We used to make things, wondrous things, built in factories, shipyards by people who had muscle and inventiveness. Now, our tech is produced by Chinese toddlers.
This was the produce of a time when urban power was overtaking the rural aristocracy, when the non-conformists and Quakers were finding ways of doing business that transformed everything and there was a sense that no challenge was too great that brain and brawn couldn’t match as they set out to build Jerusalem in England’s green and pleasant lands.
At their best, these new industrialists were building a reality that tried to lift people, sure it was paternalistic, but it was about building a better world, a better ‘us.’ This was also the time of the ideal town, the Bournville’s and New Brighton’s, where innovations like gardens, libraries and so on gave factory workers opportunity and dignity.
At their worst, they transformed the rural peasants into the urban poor, reduced people to an economic unit, stored in cramped housing, uncared for.
The wrong type of business won out and we’re all poorer. Now our leaders are trying to figure out a way of making our working class so poor that they can compete with Asian peasants while claiming they value human rights and dignity.
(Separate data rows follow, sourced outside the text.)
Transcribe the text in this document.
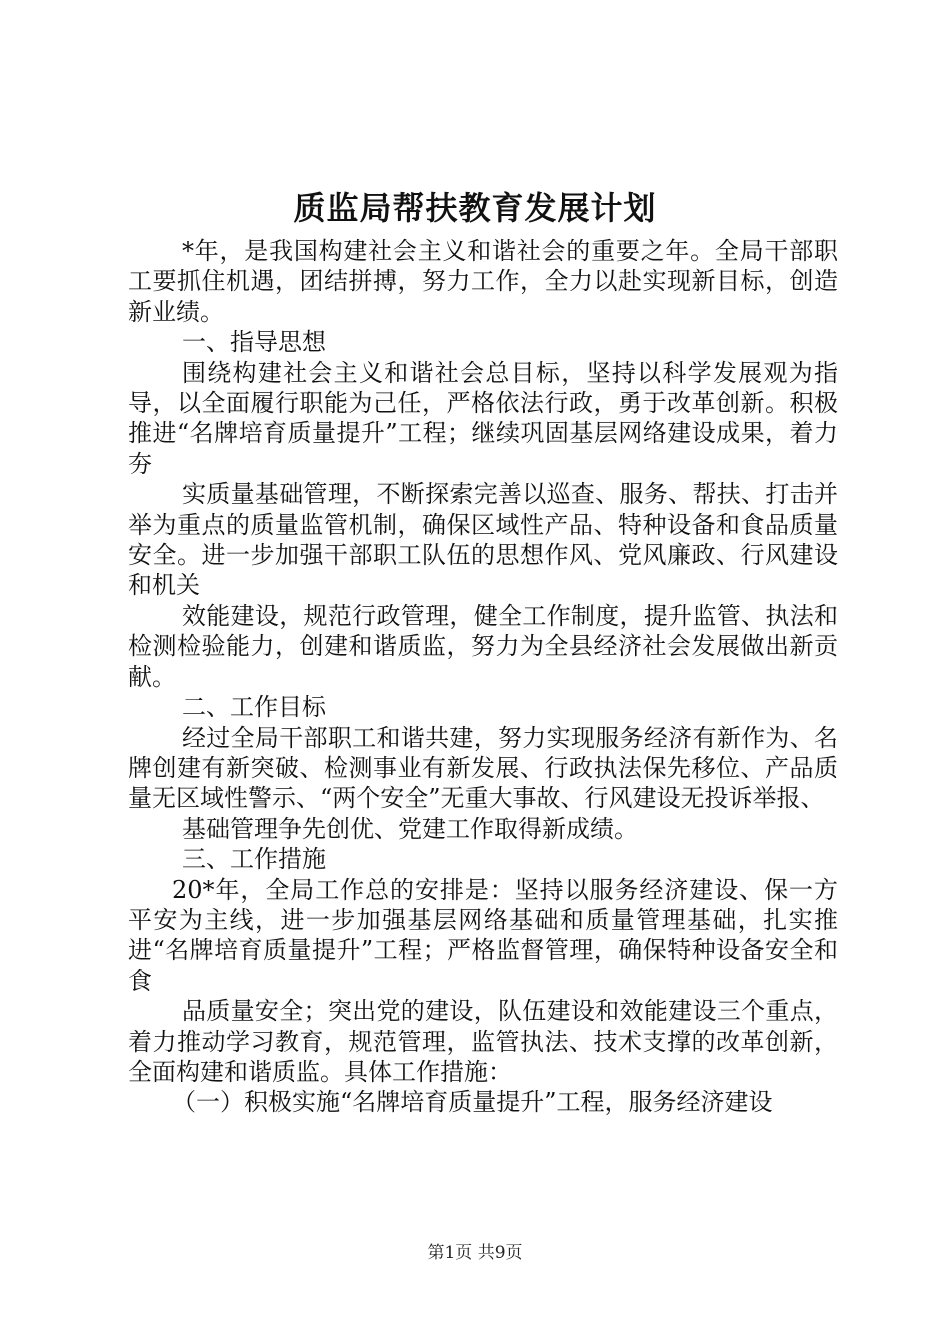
质监局帮扶教育发展计划

*年，是我国构建社会主义和谐社会的重要之年。全局干部职工要抓住机遇，团结拼搏，努力工作，全力以赴实现新目标，创造新业绩。

一、指导思想

围绕构建社会主义和谐社会总目标，坚持以科学发展观为指导，以全面履行职能为己任，严格依法行政，勇于改革创新。积极推进“名牌培育质量提升”工程；继续巩固基层网络建设成果，着力夯

实质量基础管理，不断探索完善以巡查、服务、帮扶、打击并举为重点的质量监管机制，确保区域性产品、特种设备和食品质量安全。进一步加强干部职工队伍的思想作风、党风廉政、行风建设和机关

效能建设，规范行政管理，健全工作制度，提升监管、执法和检测检验能力，创建和谐质监，努力为全县经济社会发展做出新贡献。

二、工作目标

经过全局干部职工和谐共建，努力实现服务经济有新作为、名牌创建有新突破、检测事业有新发展、行政执法保先移位、产品质量无区域性警示、“两个安全”无重大事故、行风建设无投诉举报、

基础管理争先创优、党建工作取得新成绩。

三、工作措施

20*年，全局工作总的安排是：坚持以服务经济建设、保一方平安为主线，进一步加强基层网络基础和质量管理基础，扎实推进“名牌培育质量提升”工程；严格监督管理，确保特种设备安全和食

品质量安全；突出党的建设，队伍建设和效能建设三个重点，着力推动学习教育，规范管理，监管执法、技术支撑的改革创新，全面构建和谐质监。具体工作措施：

（一）积极实施“名牌培育质量提升”工程，服务经济建设

第1页 共9页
The Rowntree and Cadbury families could teach us all valuable lessons for our future, instead we’re placing a blind bet on technology companies whose business plan is basically ‘Do not be taxed’. The Victorian philanthropists tried to build businesses that helped build a better society, because they saw themselves as part of society.
Many of their achievements stand today, the libraries, concert halls and more that they built, the parks they made as well as their extraordinary machines.
We also need their social conscience, their can-do approach and the lack of fear when faced with the most daunting of challenges.
What extraordinary machine today will win an award for heritage in the future? Perhaps the CERN hadron collider, a stunning achievement will, or possibly the definitely breathtaking Viaduc de Millau bridge, all 2.6km of it, or the Three Gorges Dam, although it loses green points.
My choice is a little old, Voyager 1 and 2, the craft that have completed the tour of the solar system and are heading towards interstellar space, still working, still making discoveries.
We still make extraordinary machines, let’s build more.